Bali Authorities Step Up Enforcement on Illegal Foreign Ventures

Over the past year, Bali officials have intensified efforts to investigate and shut down businesses operated illegally by foreigners. The most recent cases involved foreign nationals from Australia and Europe operating tourism businesses, wellness retreats, and unauthorized property rentals—all without the necessary permits or tax compliance.

The Indonesian government has made it clear: foreign citizens are welcome to invest and live in Bali, but not at the expense of local laws or the island’s economic integrity.

What’s Driving This Surge?

The popularity of Bali real estate among Australians, Singaporeans, and Europeans is a key factor.
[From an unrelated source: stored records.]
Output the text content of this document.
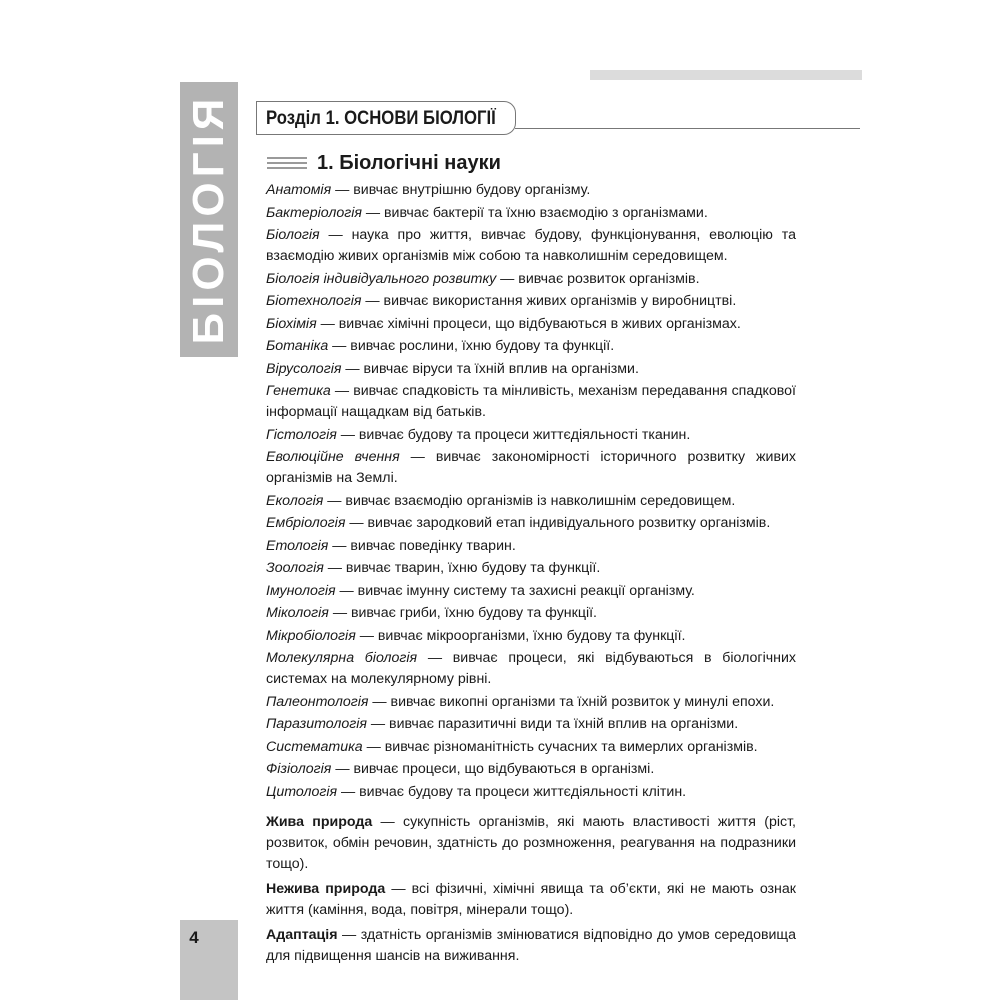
БІОЛОГІЯ
4
Розділ 1. ОСНОВИ БІОЛОГІЇ
1. Біологічні науки
Анатомія — вивчає внутрішню будову організму.
Бактеріологія — вивчає бактерії та їхню взаємодію з організмами.
Біологія — наука про життя, вивчає будову, функціонування, еволюцію та взаємодію живих організмів між собою та навколишнім середовищем.
Біологія індивідуального розвитку — вивчає розвиток організмів.
Біотехнологія — вивчає використання живих організмів у виробництві.
Біохімія — вивчає хімічні процеси, що відбуваються в живих організмах.
Ботаніка — вивчає рослини, їхню будову та функції.
Вірусологія — вивчає віруси та їхній вплив на організми.
Генетика — вивчає спадковість та мінливість, механізм передавання спадкової інформації нащадкам від батьків.
Гістологія — вивчає будову та процеси життєдіяльності тканин.
Еволюційне вчення — вивчає закономірності історичного розвитку живих організмів на Землі.
Екологія — вивчає взаємодію організмів із навколишнім середовищем.
Ембріологія — вивчає зародковий етап індивідуального розвитку організмів.
Етологія — вивчає поведінку тварин.
Зоологія — вивчає тварин, їхню будову та функції.
Імунологія — вивчає імунну систему та захисні реакції організму.
Мікологія — вивчає гриби, їхню будову та функції.
Мікробіологія — вивчає мікроорганізми, їхню будову та функції.
Молекулярна біологія — вивчає процеси, які відбуваються в біологічних системах на молекулярному рівні.
Палеонтологія — вивчає викопні організми та їхній розвиток у минулі епохи.
Паразитологія — вивчає паразитичні види та їхній вплив на організми.
Систематика — вивчає різноманітність сучасних та вимерлих організмів.
Фізіологія — вивчає процеси, що відбуваються в організмі.
Цитологія — вивчає будову та процеси життєдіяльності клітин.
Жива природа — сукупність організмів, які мають властивості життя (ріст, розвиток, обмін речовин, здатність до розмноження, реагування на подразники тощо).
Нежива природа — всі фізичні, хімічні явища та об’єкти, які не мають ознак життя (каміння, вода, повітря, мінерали тощо).
Адаптація — здатність організмів змінюватися відповідно до умов середовища для підвищення шансів на виживання.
Many foreigners purchase villas under local nominee names or lease land for long-term development, often to operate Airbnb-style accommodations or boutique businesses. However, the process to legalize these activities—such as obtaining a PT PMA (foreign-owned company structure)—is often overlooked or misunderstood.
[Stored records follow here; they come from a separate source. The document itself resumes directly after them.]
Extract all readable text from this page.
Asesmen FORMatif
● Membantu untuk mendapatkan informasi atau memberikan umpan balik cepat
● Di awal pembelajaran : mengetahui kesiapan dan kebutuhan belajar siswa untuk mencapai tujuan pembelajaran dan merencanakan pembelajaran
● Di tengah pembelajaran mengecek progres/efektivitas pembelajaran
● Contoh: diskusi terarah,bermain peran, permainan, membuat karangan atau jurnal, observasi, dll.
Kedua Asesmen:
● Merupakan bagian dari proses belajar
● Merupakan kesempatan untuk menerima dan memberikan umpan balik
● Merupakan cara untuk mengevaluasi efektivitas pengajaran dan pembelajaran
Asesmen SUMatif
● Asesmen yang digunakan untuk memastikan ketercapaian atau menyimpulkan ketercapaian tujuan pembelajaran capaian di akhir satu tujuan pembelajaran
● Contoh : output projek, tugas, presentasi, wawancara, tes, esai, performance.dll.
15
Bali’s real estate market has become a double-edged sword. While it attracts foreign capital, it also raises concerns for government officials who worry about unregulated activity and unfair competition with local entrepreneurs.

Countries Most Affected: Australians, Singaporeans, French, and Brits

Recent cases show that citizens from Australia and the UK have been among the most frequently caught violating business rules, followed closely by French and Singaporean nationals. Popular areas like Canggu, Uluwatu, and Ubud have seen an influx of expats operating without proper licensing.

For Australians, in particular, Bali is often viewed as an extension of home. This attitude sometimes leads to taking risky shortcuts. French and UK investors are drawn to the lifestyle. At the same time, Singaporeans often view Bali as a cost-effective market for expanding hospitality and wellness ventures.

Legal Business Ownership: What Foreigners Must Know

If you’re considering investing in Bali real estate and launching a business, it’s critical to understand the legal framework. The safest route is through a properly registered PT PMA, which allows full foreign ownership under specific conditions. Foreigners are also required to pay taxes, obtain business permits, and ensure compliance with zoning laws.

Working with a reputable legal advisor or agency can make the process smoother and help avoid costly mistakes—or even deportation.

Investing in Bali the Right Way

Bali is still one of Southeast Asia’s top destinations for lifestyle investors, digital nomads, and hospitality entrepreneurs. But the recent crackdowns send a clear message: Bali welcomes foreign investment, not illegal business activity. Whether you’re from Sydney, Paris, London, or Singapore, doing things the right way is not just a legal requirement—it’s a long-term strategy for success.